Bir ses versen ve sitemlerini bırakıversen ne çok kişi utanırdı yaptıklarından belki.
Belki…
Ne acı ki belki…
Şimdi toz duman bir nebze dağılmışken ve o vahim geceyi iliklerine kadar solumuşken önce Rabbime sonra kendime sonra da çevreme karşı sükûnetim arttı. Daha çok düşünüyorum, daha az konuşuyorum.
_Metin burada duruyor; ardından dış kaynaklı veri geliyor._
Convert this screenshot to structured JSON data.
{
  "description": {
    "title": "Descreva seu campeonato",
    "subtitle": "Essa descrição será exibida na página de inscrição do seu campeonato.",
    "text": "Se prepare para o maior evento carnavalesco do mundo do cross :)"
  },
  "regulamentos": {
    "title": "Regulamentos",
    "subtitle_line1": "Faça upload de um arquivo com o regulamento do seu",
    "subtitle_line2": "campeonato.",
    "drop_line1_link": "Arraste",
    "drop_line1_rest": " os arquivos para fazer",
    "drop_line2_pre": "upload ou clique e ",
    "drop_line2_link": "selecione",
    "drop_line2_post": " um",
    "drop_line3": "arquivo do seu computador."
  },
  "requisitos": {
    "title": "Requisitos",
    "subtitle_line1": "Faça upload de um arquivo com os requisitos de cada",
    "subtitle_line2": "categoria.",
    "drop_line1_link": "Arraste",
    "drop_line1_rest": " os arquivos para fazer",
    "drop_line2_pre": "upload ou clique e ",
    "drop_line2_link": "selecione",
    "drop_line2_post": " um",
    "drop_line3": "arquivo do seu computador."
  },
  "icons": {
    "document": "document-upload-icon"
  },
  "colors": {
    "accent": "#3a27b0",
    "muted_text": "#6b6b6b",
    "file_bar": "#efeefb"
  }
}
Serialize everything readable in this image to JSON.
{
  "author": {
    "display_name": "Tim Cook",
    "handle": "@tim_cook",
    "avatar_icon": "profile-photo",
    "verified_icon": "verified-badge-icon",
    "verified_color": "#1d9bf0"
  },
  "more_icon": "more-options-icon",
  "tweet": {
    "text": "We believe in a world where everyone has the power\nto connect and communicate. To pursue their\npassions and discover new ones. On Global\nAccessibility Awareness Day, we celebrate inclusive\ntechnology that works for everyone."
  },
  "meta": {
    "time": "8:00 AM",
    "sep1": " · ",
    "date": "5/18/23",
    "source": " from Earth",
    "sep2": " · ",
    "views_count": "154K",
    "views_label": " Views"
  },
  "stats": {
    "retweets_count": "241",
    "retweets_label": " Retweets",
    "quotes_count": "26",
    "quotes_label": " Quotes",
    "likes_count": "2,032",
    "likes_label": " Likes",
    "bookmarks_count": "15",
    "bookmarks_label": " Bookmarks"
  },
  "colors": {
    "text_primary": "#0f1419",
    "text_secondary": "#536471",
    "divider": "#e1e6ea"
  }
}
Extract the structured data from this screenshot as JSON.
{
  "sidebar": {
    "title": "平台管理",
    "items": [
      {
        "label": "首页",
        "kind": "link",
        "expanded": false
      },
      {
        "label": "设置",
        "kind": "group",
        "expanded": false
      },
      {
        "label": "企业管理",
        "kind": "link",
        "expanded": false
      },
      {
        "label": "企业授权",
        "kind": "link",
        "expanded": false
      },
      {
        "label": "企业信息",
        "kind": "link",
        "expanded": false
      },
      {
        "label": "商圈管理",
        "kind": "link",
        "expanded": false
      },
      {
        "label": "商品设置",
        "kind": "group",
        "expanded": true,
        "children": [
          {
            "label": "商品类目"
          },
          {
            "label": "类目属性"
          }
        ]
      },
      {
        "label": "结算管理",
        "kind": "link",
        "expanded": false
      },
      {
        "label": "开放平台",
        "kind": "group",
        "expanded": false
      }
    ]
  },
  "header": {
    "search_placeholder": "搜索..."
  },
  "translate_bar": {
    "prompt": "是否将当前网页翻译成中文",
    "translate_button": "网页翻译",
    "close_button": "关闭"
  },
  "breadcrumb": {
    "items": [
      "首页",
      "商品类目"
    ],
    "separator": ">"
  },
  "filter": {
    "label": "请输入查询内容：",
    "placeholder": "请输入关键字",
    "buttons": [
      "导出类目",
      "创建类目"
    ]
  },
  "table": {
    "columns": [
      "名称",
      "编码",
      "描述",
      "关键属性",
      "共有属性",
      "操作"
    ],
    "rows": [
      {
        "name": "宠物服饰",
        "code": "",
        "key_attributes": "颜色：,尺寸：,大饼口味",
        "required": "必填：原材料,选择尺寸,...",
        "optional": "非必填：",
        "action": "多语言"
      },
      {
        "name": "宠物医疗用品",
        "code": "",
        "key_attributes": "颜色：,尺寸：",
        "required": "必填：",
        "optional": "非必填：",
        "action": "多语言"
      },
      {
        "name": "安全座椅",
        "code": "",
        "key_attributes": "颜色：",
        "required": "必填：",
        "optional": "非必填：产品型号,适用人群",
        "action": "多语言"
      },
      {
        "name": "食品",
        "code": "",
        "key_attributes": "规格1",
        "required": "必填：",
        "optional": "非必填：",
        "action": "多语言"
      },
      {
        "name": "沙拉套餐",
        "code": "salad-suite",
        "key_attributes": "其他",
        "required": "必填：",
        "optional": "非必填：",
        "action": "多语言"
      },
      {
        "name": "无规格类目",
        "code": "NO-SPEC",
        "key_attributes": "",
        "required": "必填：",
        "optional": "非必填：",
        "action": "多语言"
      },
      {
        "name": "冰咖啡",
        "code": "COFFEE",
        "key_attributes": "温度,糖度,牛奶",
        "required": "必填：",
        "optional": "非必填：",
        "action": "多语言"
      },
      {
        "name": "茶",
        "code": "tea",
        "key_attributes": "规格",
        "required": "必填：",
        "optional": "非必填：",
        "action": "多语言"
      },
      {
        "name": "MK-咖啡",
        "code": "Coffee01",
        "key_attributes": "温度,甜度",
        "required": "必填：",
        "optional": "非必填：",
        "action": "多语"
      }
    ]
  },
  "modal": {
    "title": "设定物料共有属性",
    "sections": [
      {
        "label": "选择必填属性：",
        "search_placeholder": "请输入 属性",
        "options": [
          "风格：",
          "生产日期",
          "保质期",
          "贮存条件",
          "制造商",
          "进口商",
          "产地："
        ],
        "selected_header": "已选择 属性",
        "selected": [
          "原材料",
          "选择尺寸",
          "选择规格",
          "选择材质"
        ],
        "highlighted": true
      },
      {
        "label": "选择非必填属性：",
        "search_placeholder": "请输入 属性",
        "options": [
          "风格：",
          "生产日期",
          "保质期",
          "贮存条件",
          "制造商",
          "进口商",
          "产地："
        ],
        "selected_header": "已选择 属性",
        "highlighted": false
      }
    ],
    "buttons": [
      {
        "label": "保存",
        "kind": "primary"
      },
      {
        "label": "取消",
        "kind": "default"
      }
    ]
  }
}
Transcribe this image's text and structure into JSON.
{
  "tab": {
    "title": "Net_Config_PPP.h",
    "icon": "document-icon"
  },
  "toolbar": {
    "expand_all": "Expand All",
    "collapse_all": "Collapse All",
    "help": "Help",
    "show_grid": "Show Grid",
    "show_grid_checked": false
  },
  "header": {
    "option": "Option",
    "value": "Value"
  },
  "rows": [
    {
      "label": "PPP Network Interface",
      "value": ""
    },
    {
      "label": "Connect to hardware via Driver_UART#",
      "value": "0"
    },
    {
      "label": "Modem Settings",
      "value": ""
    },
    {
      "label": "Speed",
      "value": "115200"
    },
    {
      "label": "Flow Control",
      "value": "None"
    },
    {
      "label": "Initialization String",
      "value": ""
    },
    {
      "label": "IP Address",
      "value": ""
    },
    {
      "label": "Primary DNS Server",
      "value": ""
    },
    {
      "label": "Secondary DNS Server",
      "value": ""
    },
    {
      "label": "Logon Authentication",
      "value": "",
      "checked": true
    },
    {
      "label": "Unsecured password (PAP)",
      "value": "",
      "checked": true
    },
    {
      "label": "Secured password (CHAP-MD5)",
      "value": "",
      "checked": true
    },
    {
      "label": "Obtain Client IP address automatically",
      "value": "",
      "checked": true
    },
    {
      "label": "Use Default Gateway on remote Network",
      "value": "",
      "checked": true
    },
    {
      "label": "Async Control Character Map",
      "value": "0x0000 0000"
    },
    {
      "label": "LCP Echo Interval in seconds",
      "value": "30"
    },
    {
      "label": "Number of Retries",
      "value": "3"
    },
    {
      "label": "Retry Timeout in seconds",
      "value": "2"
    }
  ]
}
Daha fazla öfkeleniyorum hainliklere, nankörlüklere…
Benim başka vatanım yok, başka devletim yok, başka bayrağım yok, başka toprağım da yok.
En ufak bir hain imalarına da tahammülüm yok!
Gerek buradaki adalet gerekse ahiretteki adalet ebedi azabınızı yaşatana kadar buğzedeceğim size hainler…
Ve dua edeceğim ülkemin baharlarında çiçeklerin hep açması için.
Ve daha daha daha çok çalışacağım ülkemde barış ve huzur içinde yaşamak için…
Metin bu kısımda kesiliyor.